Compute the hat matrix for the desired output points.

Parameters:

X (FDataGrid) – The data whose points are used to compute the matrix.
y (object) – Ignored.

Returns:

self

Return type:

_LinearSmoother

fit_transform(X, y=None, **fit_params)[source]#

Fit to data, then transform it.

Fits transformer to X and y with optional parameters fit_params and returns a transformed version of X.

Parameters:

X (array-like of shape (n_samples, n_features)) – Input samples.
y (array-like of shape (n_samples,) or (n_samples, n_outputs), default=None) – Target values (None for unsupervised transformations).
**fit_params (dict) – Additional fit parameters.

Returns:

X_new – Transformed array.

Return type:

ndarray array of shape (n_samples, n_features_new)

get_metadata_routing()#

Get metadata routing of this object.

Please check User Guide on how the routing mechanism works.
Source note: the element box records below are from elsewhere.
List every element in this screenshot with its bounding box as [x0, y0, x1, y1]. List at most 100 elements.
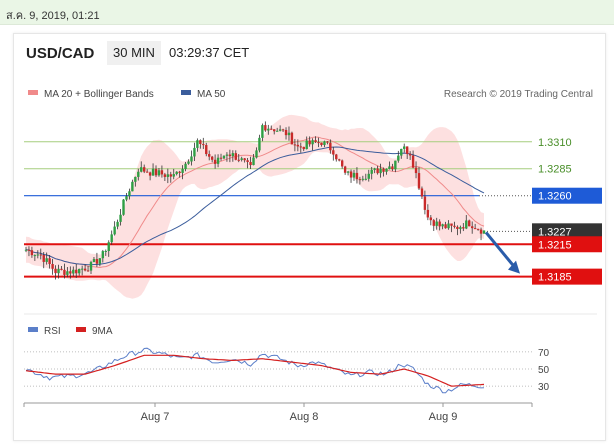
chart-header: USD/CAD 30 MIN 03:29:37 CET	[14, 34, 605, 74]
candle-body	[137, 171, 140, 177]
candle-body	[302, 146, 305, 150]
candle	[125, 193, 128, 202]
candle	[169, 171, 172, 183]
candle-body	[42, 254, 45, 262]
candle-body	[473, 228, 477, 230]
candle	[246, 158, 249, 169]
candle	[332, 146, 335, 161]
candle-body	[237, 159, 240, 161]
candle-body	[382, 168, 385, 172]
candle-body	[426, 209, 430, 218]
rsi-ma-legend-label: 9MA	[92, 326, 113, 337]
candle	[178, 170, 181, 178]
candle	[101, 249, 105, 263]
candle-body	[66, 271, 69, 275]
candle	[190, 150, 193, 166]
candle	[264, 121, 267, 132]
candle	[482, 230, 486, 234]
candle	[290, 131, 294, 145]
candle	[142, 164, 146, 174]
candle-body	[379, 168, 382, 174]
rsi-level-label-70: 70	[538, 348, 550, 359]
candle-body	[349, 171, 353, 178]
candle-body	[335, 154, 338, 160]
rsi-ma-line	[25, 354, 485, 387]
candle	[228, 149, 232, 163]
candle-body	[441, 224, 444, 227]
candle	[225, 152, 229, 162]
candle	[394, 160, 397, 173]
candle-body	[163, 174, 167, 177]
candle-body	[113, 226, 116, 235]
candle	[429, 214, 433, 226]
candle-body	[329, 142, 332, 151]
candle	[213, 154, 217, 169]
candle	[137, 168, 140, 181]
candle-body	[216, 157, 220, 164]
candle	[131, 179, 134, 192]
candle	[219, 153, 223, 161]
candle-body	[361, 178, 365, 180]
candle	[122, 199, 125, 216]
candle	[45, 252, 48, 265]
candle-body	[148, 172, 152, 176]
candle	[86, 266, 90, 272]
candle	[54, 265, 57, 280]
candle	[473, 223, 477, 230]
candle-body	[48, 258, 51, 264]
candle-body	[92, 259, 96, 263]
candle	[379, 163, 382, 178]
candle-body	[222, 155, 226, 159]
candle-body	[234, 153, 237, 160]
timeframe-badge[interactable]: 30 MIN	[107, 41, 161, 65]
candle-body	[338, 159, 341, 161]
candle-body	[145, 171, 149, 173]
candle	[435, 217, 438, 230]
candle	[308, 136, 311, 147]
candle	[27, 246, 31, 257]
candle-body	[432, 220, 435, 226]
candle-body	[60, 268, 63, 270]
level-1-3215-label: 1.3215	[538, 239, 572, 251]
chart-time: 03:29:37 CET	[169, 45, 250, 60]
candle	[470, 221, 474, 234]
rsi-legend-swatch	[28, 327, 38, 332]
candle-body	[326, 141, 329, 143]
candle-body	[184, 163, 187, 169]
candle-body	[178, 171, 181, 173]
candle	[284, 127, 288, 140]
candle-body	[196, 140, 199, 148]
candle-body	[343, 166, 347, 173]
candle-body	[131, 181, 134, 192]
candle	[305, 136, 308, 150]
rsi-line	[25, 347, 485, 394]
candle-body	[243, 158, 246, 161]
candle-body	[213, 159, 217, 164]
candle	[296, 139, 300, 152]
candle-body	[190, 156, 193, 162]
candle-body	[157, 170, 161, 176]
candle	[151, 163, 155, 176]
candle	[420, 186, 424, 200]
candle	[48, 255, 51, 269]
currency-pair: USD/CAD	[26, 45, 95, 62]
candle	[110, 230, 113, 245]
candle-body	[414, 167, 418, 174]
candle-body	[166, 174, 170, 177]
candle	[172, 168, 175, 180]
candle	[216, 154, 220, 168]
candle-body	[89, 262, 93, 271]
candle	[373, 167, 376, 174]
candle	[447, 220, 450, 230]
candle	[382, 167, 385, 177]
candle-body	[69, 271, 72, 274]
candle-body	[479, 229, 483, 234]
candle	[479, 227, 483, 241]
candle-body	[299, 146, 302, 148]
candle	[75, 264, 78, 278]
candle	[160, 165, 164, 178]
candle-body	[470, 226, 474, 229]
candle	[314, 136, 317, 144]
candle	[175, 171, 178, 176]
candle-body	[154, 168, 158, 176]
Returns:: routing – A MetadataRequest encapsulating routing information.
Return type:: MetadataRequest

get_params(deep=True)#

Get parameters for this estimator.

Parameters:: deep (bool, default=True) – If True, will return the parameters for this estimator and contained subobjects that are estimators.
Returns:: params – Parameter names mapped to their values.
Return type:: dict

hat_matrix(input_points=None, output_points=None)[source]#

Parameters:

input_points (TypeAliasForwardRef('Union[ArrayLike, Sequence[ArrayLike]]') | None)
output_points (TypeAliasForwardRef('Union[ArrayLike, Sequence[ArrayLike]]') | None)

Return type:

ndarray[tuple[Any, …], dtype[floating[Any]]]

score(X, y)[source]#

Return the generalized cross validation (GCV) score.

Parameters:

X (FDataGrid) – The data to smooth.
y (FDataGrid) – The target data. Typically the same as X.

Returns:

Generalized cross validation score.

Return type:

float

set_output(*, transform=None)#

Set output container.

See Introducing the set_output API for an example on how to use the API.

Parameters:

transform ({"default", "pandas", "polars"}, default=None) –

Configure output of transform and fit_transform.
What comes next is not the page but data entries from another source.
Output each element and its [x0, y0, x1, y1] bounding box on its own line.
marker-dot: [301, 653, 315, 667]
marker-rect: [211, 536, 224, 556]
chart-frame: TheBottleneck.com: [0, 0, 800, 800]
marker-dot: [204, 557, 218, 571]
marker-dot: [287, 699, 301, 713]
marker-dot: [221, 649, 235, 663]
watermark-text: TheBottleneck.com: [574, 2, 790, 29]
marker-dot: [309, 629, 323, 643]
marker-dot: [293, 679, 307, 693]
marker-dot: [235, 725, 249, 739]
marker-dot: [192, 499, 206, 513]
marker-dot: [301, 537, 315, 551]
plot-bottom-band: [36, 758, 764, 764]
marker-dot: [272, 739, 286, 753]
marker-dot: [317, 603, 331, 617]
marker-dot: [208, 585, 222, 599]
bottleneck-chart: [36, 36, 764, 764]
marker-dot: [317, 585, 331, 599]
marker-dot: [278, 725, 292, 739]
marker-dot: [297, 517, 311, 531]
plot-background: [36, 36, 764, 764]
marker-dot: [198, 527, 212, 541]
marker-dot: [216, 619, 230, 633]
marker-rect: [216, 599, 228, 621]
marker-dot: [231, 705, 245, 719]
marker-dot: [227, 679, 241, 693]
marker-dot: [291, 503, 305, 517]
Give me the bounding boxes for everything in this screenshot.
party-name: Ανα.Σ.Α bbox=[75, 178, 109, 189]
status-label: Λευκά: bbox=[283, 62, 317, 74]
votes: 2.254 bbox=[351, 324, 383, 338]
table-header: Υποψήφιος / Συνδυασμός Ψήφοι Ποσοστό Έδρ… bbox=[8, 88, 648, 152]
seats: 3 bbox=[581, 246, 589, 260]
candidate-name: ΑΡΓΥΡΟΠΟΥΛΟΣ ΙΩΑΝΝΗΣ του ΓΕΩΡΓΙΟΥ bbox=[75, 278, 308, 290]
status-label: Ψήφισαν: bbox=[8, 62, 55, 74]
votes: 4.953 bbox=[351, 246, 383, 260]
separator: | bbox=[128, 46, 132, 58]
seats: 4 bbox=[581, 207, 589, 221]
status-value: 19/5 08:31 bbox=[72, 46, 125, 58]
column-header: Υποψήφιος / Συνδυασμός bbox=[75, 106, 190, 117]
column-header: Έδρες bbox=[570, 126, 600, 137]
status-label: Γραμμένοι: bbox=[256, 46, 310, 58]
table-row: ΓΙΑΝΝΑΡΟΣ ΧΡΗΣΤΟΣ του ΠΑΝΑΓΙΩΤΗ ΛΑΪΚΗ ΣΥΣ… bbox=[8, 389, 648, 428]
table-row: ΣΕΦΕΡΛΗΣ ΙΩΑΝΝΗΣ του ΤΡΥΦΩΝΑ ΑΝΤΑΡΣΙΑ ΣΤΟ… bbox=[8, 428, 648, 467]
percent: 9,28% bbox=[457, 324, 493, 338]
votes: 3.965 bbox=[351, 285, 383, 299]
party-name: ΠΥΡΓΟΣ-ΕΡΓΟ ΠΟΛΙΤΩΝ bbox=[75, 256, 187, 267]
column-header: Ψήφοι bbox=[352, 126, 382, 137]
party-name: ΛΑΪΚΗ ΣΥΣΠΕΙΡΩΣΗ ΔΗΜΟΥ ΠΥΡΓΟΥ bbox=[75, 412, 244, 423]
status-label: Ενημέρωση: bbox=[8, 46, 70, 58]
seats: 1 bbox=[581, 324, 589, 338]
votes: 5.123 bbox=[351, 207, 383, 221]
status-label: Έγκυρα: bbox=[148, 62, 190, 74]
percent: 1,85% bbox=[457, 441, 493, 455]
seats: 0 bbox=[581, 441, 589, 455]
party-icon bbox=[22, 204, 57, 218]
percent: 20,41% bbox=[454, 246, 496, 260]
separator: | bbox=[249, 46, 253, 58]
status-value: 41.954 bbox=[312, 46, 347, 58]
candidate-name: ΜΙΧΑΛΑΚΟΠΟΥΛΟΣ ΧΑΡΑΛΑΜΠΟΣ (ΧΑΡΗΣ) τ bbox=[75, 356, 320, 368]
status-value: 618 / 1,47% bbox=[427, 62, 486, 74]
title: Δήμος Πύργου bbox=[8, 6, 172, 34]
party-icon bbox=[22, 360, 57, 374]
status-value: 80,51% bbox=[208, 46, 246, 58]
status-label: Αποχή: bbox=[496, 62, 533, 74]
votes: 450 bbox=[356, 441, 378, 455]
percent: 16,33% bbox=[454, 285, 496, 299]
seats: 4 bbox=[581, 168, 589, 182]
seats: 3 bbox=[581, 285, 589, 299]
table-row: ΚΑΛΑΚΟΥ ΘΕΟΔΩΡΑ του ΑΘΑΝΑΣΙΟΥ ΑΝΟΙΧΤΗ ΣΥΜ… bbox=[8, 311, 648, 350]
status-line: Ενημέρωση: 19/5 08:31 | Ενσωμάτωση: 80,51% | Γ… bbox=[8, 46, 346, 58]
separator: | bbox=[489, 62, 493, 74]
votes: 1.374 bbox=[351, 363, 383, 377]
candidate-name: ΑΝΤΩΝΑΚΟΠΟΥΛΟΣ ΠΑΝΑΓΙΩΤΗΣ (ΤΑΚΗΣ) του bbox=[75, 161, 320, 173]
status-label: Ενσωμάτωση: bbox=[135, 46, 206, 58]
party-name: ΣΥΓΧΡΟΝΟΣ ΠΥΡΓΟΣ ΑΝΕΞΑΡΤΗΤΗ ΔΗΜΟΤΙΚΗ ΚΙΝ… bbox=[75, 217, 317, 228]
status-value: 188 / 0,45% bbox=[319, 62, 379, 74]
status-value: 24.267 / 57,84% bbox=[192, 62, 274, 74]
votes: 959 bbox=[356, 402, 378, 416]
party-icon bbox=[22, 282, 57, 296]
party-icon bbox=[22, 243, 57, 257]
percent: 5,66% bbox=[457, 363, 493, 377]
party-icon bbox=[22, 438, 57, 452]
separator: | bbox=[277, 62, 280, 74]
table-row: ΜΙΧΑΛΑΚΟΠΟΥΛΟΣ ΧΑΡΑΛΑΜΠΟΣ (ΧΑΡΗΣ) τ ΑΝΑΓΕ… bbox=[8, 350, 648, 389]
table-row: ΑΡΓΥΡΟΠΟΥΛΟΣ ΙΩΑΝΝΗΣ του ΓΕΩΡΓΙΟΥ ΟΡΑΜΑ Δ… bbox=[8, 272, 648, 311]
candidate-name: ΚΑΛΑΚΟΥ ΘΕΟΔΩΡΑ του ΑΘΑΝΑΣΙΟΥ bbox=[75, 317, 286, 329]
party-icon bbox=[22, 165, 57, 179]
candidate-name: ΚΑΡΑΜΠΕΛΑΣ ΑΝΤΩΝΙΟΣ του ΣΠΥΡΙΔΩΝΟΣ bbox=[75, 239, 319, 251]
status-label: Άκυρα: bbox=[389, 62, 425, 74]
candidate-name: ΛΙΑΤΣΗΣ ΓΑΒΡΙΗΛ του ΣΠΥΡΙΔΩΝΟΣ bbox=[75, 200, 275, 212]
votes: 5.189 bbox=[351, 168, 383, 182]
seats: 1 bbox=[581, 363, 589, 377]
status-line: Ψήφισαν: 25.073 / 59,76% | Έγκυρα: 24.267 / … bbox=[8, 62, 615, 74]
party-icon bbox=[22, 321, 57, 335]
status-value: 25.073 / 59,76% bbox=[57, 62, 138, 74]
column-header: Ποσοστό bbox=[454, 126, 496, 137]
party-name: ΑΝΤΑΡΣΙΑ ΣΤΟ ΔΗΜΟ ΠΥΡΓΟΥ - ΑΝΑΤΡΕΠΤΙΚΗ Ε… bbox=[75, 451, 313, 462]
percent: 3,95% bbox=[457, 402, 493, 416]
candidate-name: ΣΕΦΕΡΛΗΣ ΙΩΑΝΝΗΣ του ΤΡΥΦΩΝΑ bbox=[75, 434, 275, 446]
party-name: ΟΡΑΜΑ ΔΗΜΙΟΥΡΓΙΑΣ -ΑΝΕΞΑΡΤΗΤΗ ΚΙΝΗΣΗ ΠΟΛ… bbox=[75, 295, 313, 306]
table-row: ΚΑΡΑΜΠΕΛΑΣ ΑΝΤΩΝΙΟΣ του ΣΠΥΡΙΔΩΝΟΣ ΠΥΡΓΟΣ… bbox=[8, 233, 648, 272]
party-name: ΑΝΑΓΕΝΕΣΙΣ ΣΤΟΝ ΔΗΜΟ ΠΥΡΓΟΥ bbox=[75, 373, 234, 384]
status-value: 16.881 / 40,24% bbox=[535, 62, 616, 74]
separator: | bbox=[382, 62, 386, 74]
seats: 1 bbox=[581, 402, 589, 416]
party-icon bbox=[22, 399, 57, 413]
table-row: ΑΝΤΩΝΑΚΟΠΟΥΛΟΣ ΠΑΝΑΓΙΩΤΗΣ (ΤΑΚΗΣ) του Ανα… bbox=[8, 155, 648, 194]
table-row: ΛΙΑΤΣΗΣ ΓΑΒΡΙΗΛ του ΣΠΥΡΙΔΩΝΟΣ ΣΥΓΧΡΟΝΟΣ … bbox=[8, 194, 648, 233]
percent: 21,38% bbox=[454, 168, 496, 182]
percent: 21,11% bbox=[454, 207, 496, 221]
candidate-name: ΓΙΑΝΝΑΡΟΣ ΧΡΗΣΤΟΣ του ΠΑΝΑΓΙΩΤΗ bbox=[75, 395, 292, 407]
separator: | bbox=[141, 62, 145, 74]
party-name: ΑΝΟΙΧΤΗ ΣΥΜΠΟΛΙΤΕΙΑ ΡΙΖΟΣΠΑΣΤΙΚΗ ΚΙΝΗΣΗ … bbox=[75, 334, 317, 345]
”default”: Default output format of a transformer
”pandas”: DataFrame output
”polars”: Polars output
None: Transform configuration is unchanged

Added in version 1.4: “polars” option was added.

Returns:

self – Estimator instance.

Return type:

estimator instance

set_params(**params)#

Set the parameters of this estimator.

The method works on simple estimators as well as on nested objects (such as Pipeline). The latter have parameters of the form <component>__<parameter> so that it’s possible to update each component of a nested object.